IMP, C89 is simple enough and reliable. Though it is old. it is wildly 
supported.

On Jul 26, 2014, at 1:22 AM, David Soria Parra <d...@php.net> wrote:

> On 2014-07-25, Andrea Faulds <a...@ajf.me> wrote:
>> 
>> On 25 Jul 2014, at 18:02, Nikita Popov <nikita....@gmail.com> wrote:
>> 
>>> I think the main question here is whether MSVC will have good C99 support
>>> by the time PHP-Next is released. The other major compilers (GCC, Clang,
>>> Intel) may not support all of C99 (esp stuff like FP pragmas), but have a
>>> reasonable degree of support.
>>> 
>>> If we can, I'd be very much in favor of using C99. In particular mixed
>>> code+declarations is a major code quality improvement to me.
>> 
>> Well, we don’t need to allow all of C99. We can simply allow using features 
>> that are widely supported and actually useful. For example, declarations 
>> between statements, and C++-style line comments with //.
>> 
>> Though for consistency with the rest of the codebase, perhaps we should 
>> stick to C-style /* */ comments.
> 
> It is hard to judge what "widely supported" means.
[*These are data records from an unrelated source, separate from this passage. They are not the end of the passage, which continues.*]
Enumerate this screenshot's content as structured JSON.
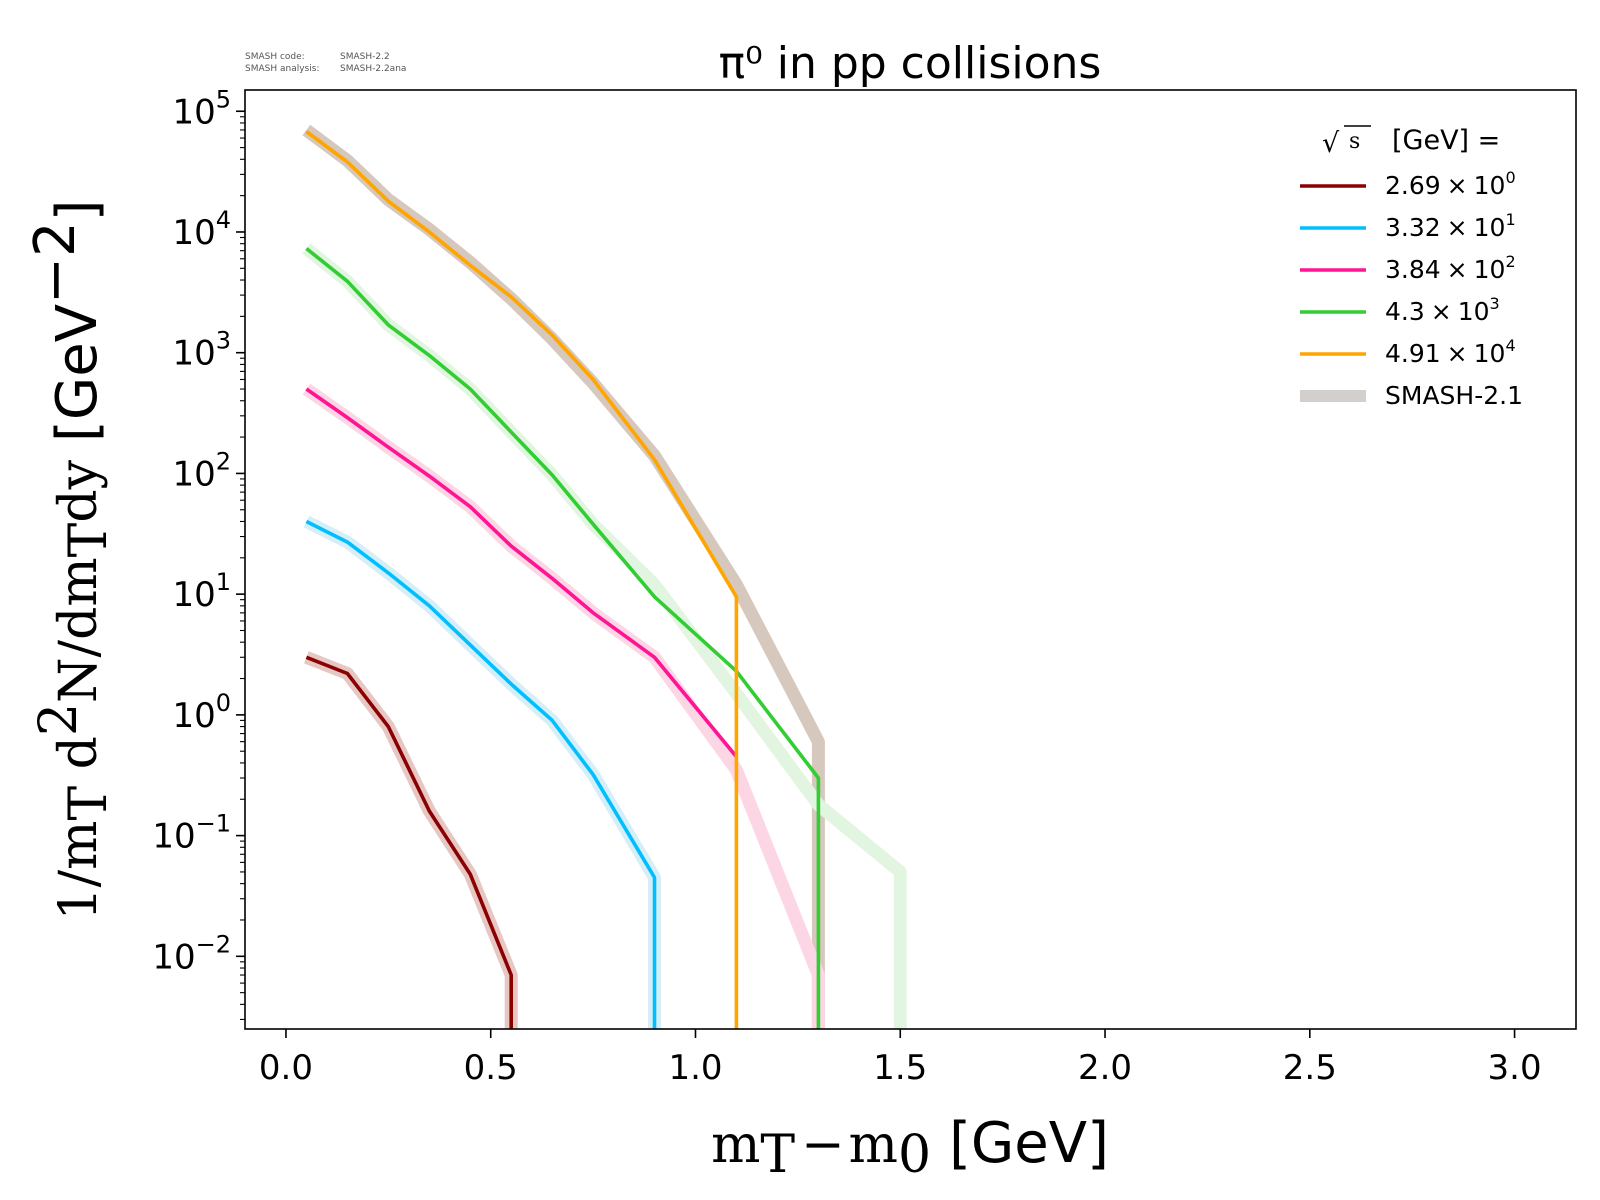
{
  "meta": {
    "code_label": "SMASH code:",
    "code_value": "SMASH-2.2",
    "analysis_label": "SMASH analysis:",
    "analysis_value": "SMASH-2.2ana"
  },
  "chart_data": {
    "type": "line",
    "title": "π⁰ in pp collisions",
    "xlabel": {
      "math": "m",
      "sub": "T",
      "minus": "−",
      "math2": "m",
      "sub2": "0",
      "unit": "[GeV]"
    },
    "ylabel": {
      "prefix": "1/m",
      "sub": "T",
      "mid": " d",
      "sup": "2",
      "rest": "N/dm",
      "sub2": "T",
      "rest2": "dy",
      "unit": "[GeV",
      "unit_sup": "−2",
      "unit_end": "]"
    },
    "xlim": [
      -0.1,
      3.15
    ],
    "ylim": [
      0.0025,
      150000
    ],
    "yscale": "log",
    "x_ticks": [
      0.0,
      0.5,
      1.0,
      1.5,
      2.0,
      2.5,
      3.0
    ],
    "x_tick_labels": [
      "0.0",
      "0.5",
      "1.0",
      "1.5",
      "2.0",
      "2.5",
      "3.0"
    ],
    "y_ticks": [
      {
        "value": 0.01,
        "base": "10",
        "exp": "−2"
      },
      {
        "value": 0.1,
        "base": "10",
        "exp": "−1"
      },
      {
        "value": 1,
        "base": "10",
        "exp": "0"
      },
      {
        "value": 10,
        "base": "10",
        "exp": "1"
      },
      {
        "value": 100,
        "base": "10",
        "exp": "2"
      },
      {
        "value": 1000,
        "base": "10",
        "exp": "3"
      },
      {
        "value": 10000,
        "base": "10",
        "exp": "4"
      },
      {
        "value": 100000,
        "base": "10",
        "exp": "5"
      }
    ],
    "legend": {
      "placement": "top-right",
      "title_radical": "√",
      "title_s": "s",
      "title_rest": "[GeV] =",
      "entries": [
        {
          "mantissa": "2.69",
          "times": "×",
          "base": "10",
          "exp": "0",
          "color": "#8b0000"
        },
        {
          "mantissa": "3.32",
          "times": "×",
          "base": "10",
          "exp": "1",
          "color": "#00bfff"
        },
        {
          "mantissa": "3.84",
          "times": "×",
          "base": "10",
          "exp": "2",
          "color": "#ff1493"
        },
        {
          "mantissa": "4.3",
          "times": "×",
          "base": "10",
          "exp": "3",
          "color": "#32cd32"
        },
        {
          "mantissa": "4.91",
          "times": "×",
          "base": "10",
          "exp": "4",
          "color": "#ffa500"
        },
        {
          "label": "SMASH-2.1",
          "color": "#d3cfcc",
          "reference": true
        }
      ]
    },
    "series": [
      {
        "legend_index": 0,
        "color": "#8b0000",
        "x": [
          0.05,
          0.15,
          0.25,
          0.35,
          0.45,
          0.55,
          0.55
        ],
        "y": [
          3.0,
          2.2,
          0.8,
          0.16,
          0.048,
          0.007,
          0.0025
        ]
      },
      {
        "legend_index": 1,
        "color": "#00bfff",
        "x": [
          0.05,
          0.15,
          0.25,
          0.35,
          0.45,
          0.55,
          0.65,
          0.75,
          0.9,
          0.9
        ],
        "y": [
          40,
          27,
          15,
          8,
          3.8,
          1.8,
          0.9,
          0.32,
          0.045,
          0.0025
        ]
      },
      {
        "legend_index": 2,
        "color": "#ff1493",
        "x": [
          0.05,
          0.15,
          0.25,
          0.35,
          0.45,
          0.55,
          0.65,
          0.75,
          0.9,
          1.1
        ],
        "y": [
          500,
          290,
          165,
          95,
          53,
          25,
          13.5,
          7,
          3,
          0.45
        ]
      },
      {
        "legend_index": 3,
        "color": "#32cd32",
        "x": [
          0.05,
          0.15,
          0.25,
          0.35,
          0.45,
          0.55,
          0.65,
          0.75,
          0.9,
          1.1,
          1.3,
          1.3
        ],
        "y": [
          7300,
          3900,
          1700,
          950,
          500,
          220,
          97,
          38,
          9.5,
          2.3,
          0.3,
          0.0025
        ]
      },
      {
        "legend_index": 4,
        "color": "#ffa500",
        "x": [
          0.05,
          0.15,
          0.25,
          0.35,
          0.45,
          0.55,
          0.65,
          0.75,
          0.9,
          1.1,
          1.1
        ],
        "y": [
          68000,
          38000,
          18000,
          10000,
          5300,
          2900,
          1400,
          600,
          130,
          9.5,
          0.0025
        ]
      }
    ],
    "reference_series": [
      {
        "color": "#d6c8bd",
        "x": [
          0.05,
          0.15,
          0.25,
          0.35,
          0.45,
          0.55,
          0.65,
          0.75,
          0.9,
          1.1,
          1.3,
          1.3
        ],
        "y": [
          70000,
          39000,
          18500,
          10500,
          5600,
          2800,
          1300,
          560,
          140,
          12,
          0.6,
          0.0025
        ]
      },
      {
        "color": "#e2f5e0",
        "x": [
          0.05,
          0.15,
          0.25,
          0.35,
          0.45,
          0.55,
          0.65,
          0.75,
          0.9,
          1.1,
          1.3,
          1.5,
          1.5
        ],
        "y": [
          7300,
          3900,
          1700,
          950,
          500,
          220,
          97,
          38,
          12,
          1.5,
          0.18,
          0.05,
          0.0025
        ]
      },
      {
        "color": "#fdd6e6",
        "x": [
          0.05,
          0.15,
          0.25,
          0.35,
          0.45,
          0.55,
          0.65,
          0.75,
          0.9,
          1.1,
          1.3,
          1.3
        ],
        "y": [
          500,
          290,
          165,
          95,
          53,
          25,
          13.5,
          7,
          3,
          0.35,
          0.007,
          0.0025
        ]
      },
      {
        "color": "#d6eef7",
        "x": [
          0.05,
          0.15,
          0.25,
          0.35,
          0.45,
          0.55,
          0.65,
          0.75,
          0.9,
          0.9
        ],
        "y": [
          40,
          27,
          15,
          8,
          3.8,
          1.8,
          0.9,
          0.32,
          0.045,
          0.0025
        ]
      },
      {
        "color": "#e7c7c3",
        "x": [
          0.05,
          0.15,
          0.25,
          0.35,
          0.45,
          0.55,
          0.55
        ],
        "y": [
          3.0,
          2.2,
          0.8,
          0.16,
          0.048,
          0.007,
          0.0025
        ]
      }
    ]
  }
}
PHP is so widespread
> that people run it on embedded systems, 10+ year old servers (see old
> masters.php.net) and compile them with compiler most of us have never
> touched (suncc, pcc).
> 
> I think we have to come up with good arguments for C99 support that we just
> can't do with C89 in order to potentially keep out people.
> 
> tl;dr: I believe unless we have strong arguments we should acknowkledge that 
> PHP
> is so widespread that changing compiler can make some users unhappy and if we
> don't have really good reasons we shouldn't.